É… parece que eu não vou conseguir fazer eles pararem com isso.
Droga! Tenho que tomar mais cuidado quando estiver perto de Rebecca. Sejam palavras ou ações, essa menina sabe como pegar as coisas que eu falo ou faço e usar elas pra me ferrar!
Mas voltando à velha…
Uma coisa me deixou curioso. Como ela sabe tanto?
— E o que a senhora fazia na sua juventude? — perguntei.
— Ah, eu fui dançarina em uma trupe de teatro. Nós fazíamos apresentações para muitos comerciantes e lordes menores. Era uma delícia! Haha!
Ela sorria, mas eu vi que aquele sorriso não era totalmente alegre. Ele escondia algo a mais.
— E por que a senhora voltou? — perguntei.
— Os tempos mudaram, jovem lorde. Hoje ninguém mais contrata trupes errantes. Então eu tive que parar e voltar para minha lojinha de roupas. Haha!
Sei…
Bom, de qualquer forma, não devo perder mais tempo aqui. Velho Mark chega hoje e eu ainda tenho que preparar muitas coisas pra recebê-lo.

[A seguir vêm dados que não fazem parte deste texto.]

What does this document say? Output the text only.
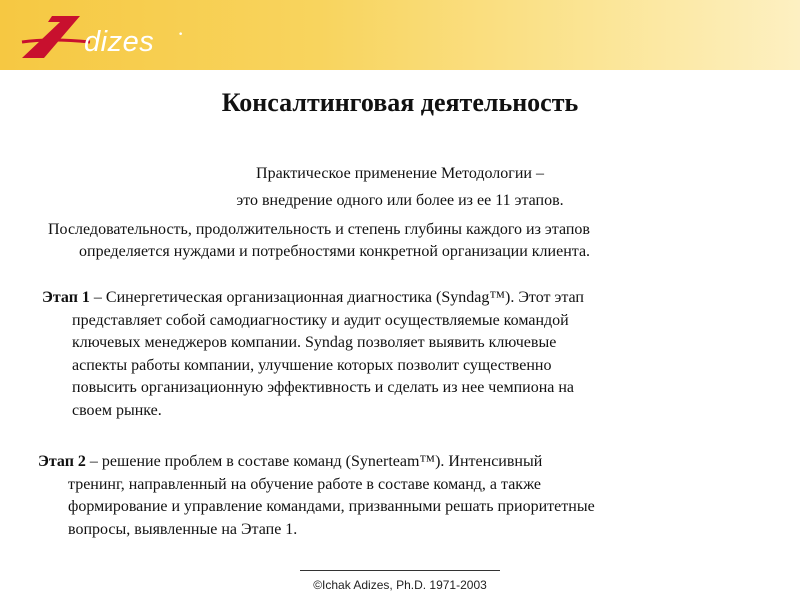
dizes	•
Консалтинговая деятельность
Практическое применение Методологии –
это внедрение одного или более из ее 11 этапов.
Последовательность, продолжительность и степень глубины каждого из этапов
определяется нуждами и потребностями конкретной организации клиента.
Этап 1 – Синергетическая организационная диагностика (Syndag™). Этот этап
представляет собой самодиагностику и аудит осуществляемые командой
ключевых менеджеров компании. Syndag позволяет выявить ключевые
аспекты работы компании, улучшение которых позволит существенно
повысить организационную эффективность и сделать из нее чемпиона на
своем рынке.
Этап 2 – решение проблем в составе команд (Synerteam™). Интенсивный
тренинг, направленный на обучение работе в составе команд, а также
формирование и управление командами, призванными решать приоритетные
вопросы, выявленные на Этапе 1.
©Ichak Adizes, Ph.D. 1971-2003
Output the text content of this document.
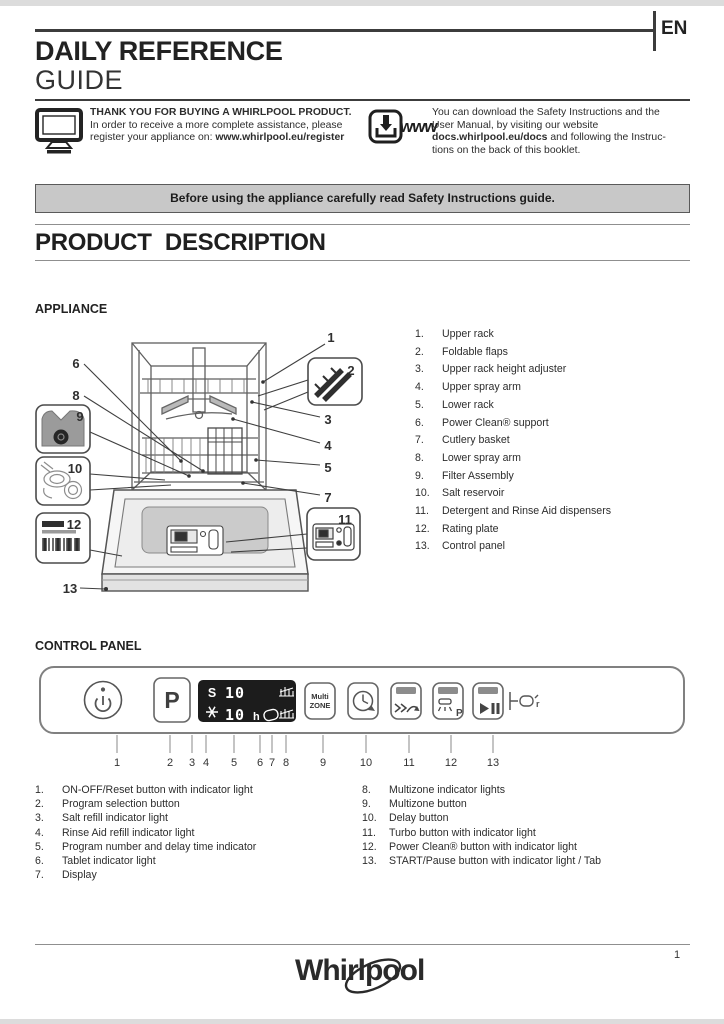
EN
DAILY REFERENCE
GUIDE
THANK YOU FOR BUYING A WHIRLPOOL PRODUCT.
In order to receive a more complete assistance, please
register your appliance on: www.whirlpool.eu/register
www
You can download the Safety Instructions and the
User Manual, by visiting our website
docs.whirlpool.eu/docs and following the Instruc-
tions on the back of this booklet.
Before using the appliance carefully read Safety Instructions guide.
PRODUCT DESCRIPTION
APPLIANCE
1
2
3
4
5
6
7
8
9
10
11
12
13
1.	Upper rack
2.	Foldable flaps
3.	Upper rack height adjuster
4.	Upper spray arm
5.	Lower rack
6.	Power Clean® support
7.	Cutlery basket
8.	Lower spray arm
9.	Filter Assembly
10.	Salt reservoir
11.	Detergent and Rinse Aid dispensers
12.	Rating plate
13.	Control panel
CONTROL PANEL
P S 10
10 h
Multi
ZONE
P
r
1	2 3 4 5 6 7 8	9	10	11	12	13
1.	ON-OFF/Reset button with indicator light
2.	Program selection button
3.	Salt refill indicator light
4.	Rinse Aid refill indicator light
5.	Program number and delay time indicator
6.	Tablet indicator light
7.	Display
8.	Multizone indicator lights
9.	Multizone button
10.	Delay button
11.	Turbo button with indicator light
12.	Power Clean® button with indicator light
13.	START/Pause button with indicator light / Tab
Whirlpool	1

Por isso, simplesmente me despeço da velha e vou embora.
— Até mais, jovem lorde! — Ela grita, acenando animadamente para mim.
Até que ela é fofa. Será que eu deveria perguntar seu nome?
Nha… ela já entrou. Deixa pra próxima vez.
…
Horas mais tarde…
— Ora, lorde Pedro. O senhor precisa urgentemente de mais guardas!
Na sala de reuniões, Mark me importunava.
— Já emiti uma ordem de convocação. — Eu disse — Infelizmente, depois do incidente com os mercenários, mais da metade dos guardas morreram ou ficaram incapacitados. E agora, os jovens com idade militar estão com medinho e não querem se alistar.
Tsc! Bando de covardes!
O velho estava sentado numa cadeira de madeira que tinha perto da minha escrivaninha. Seu semblante não era bom.
— Sabe, lorde Pedro. O senhor sozinho é muito poderoso. E seus guardas pessoais também o são, pelo que soube por aí. Contudo…
— Contudo…? — perguntei.
E ele foi muito direto.
— Para a nobreza, números falam mais alto. Sim, o senhor é vassalo de lorde Edward e por isso, mais a sua reputação pessoal como um homem erh… digamos… “maligno”, eu acredito que a maioria dos lordes vá deixá-lo em paz.
Pera, ele disse maligno?! Eu?!
— Mas o senhor disse que depois da sucessão vai sair de Mea por alguns anos, certo?
Assenti. E ele logo voltou a falar:
— Imagina o caos que seus domínios se tornarão sem uma guarda forte o suficiente para manter a paz. E não falo apenas de ameaças externas, alguém de dentro pode surgir e arruinar tudo!
Bom, isso é verdade. Tenho certeza que aquele barão safado só veio até aqui porque não conhece a minha força individual, ou acha que os boatos são mentira.
Pelo que ouvi, muita gente acha isso.
E, como ele não viu muitos homens na minha guarda, pensa que sou fraco. Aquele safado!
— Sobre a guarda, — eu expliquei — já tenho uma ideia de como conseguir mais homens e também já sei como treiná-los bem. Pode demorar um pouco, mas não se preocupe.
Mark relaxou quando escutou que eu tinha um plano. Contudo, eu aposto que a coluna dele enrijeceu quando terminou de ouvir o que eu ainda tinha pra dizer.
— É só pegar alguns garotos à força e socá-los até eles virarem guardas, ora!
— N-não! Lorde Pedro, isso é meio…
— Mas claro, — disse, interrompendo o velho — se não tivermos os números aqui, então é só ir e arrancar dos nobres vizinhos. Tenho certeza que isso resolveria tanto o problema dos guardas, como o problema financeiro que eu tenho.
Sim, meu dinheiro tá praticamente acabado depois de todas essas reformas. A mansão custou muito caro também.
Mas pela cara de surpresa do velho Mark tenho certeza que ele vai concordar com o plano. Ou seja, em dois dias os meus problemas estarão encerrados.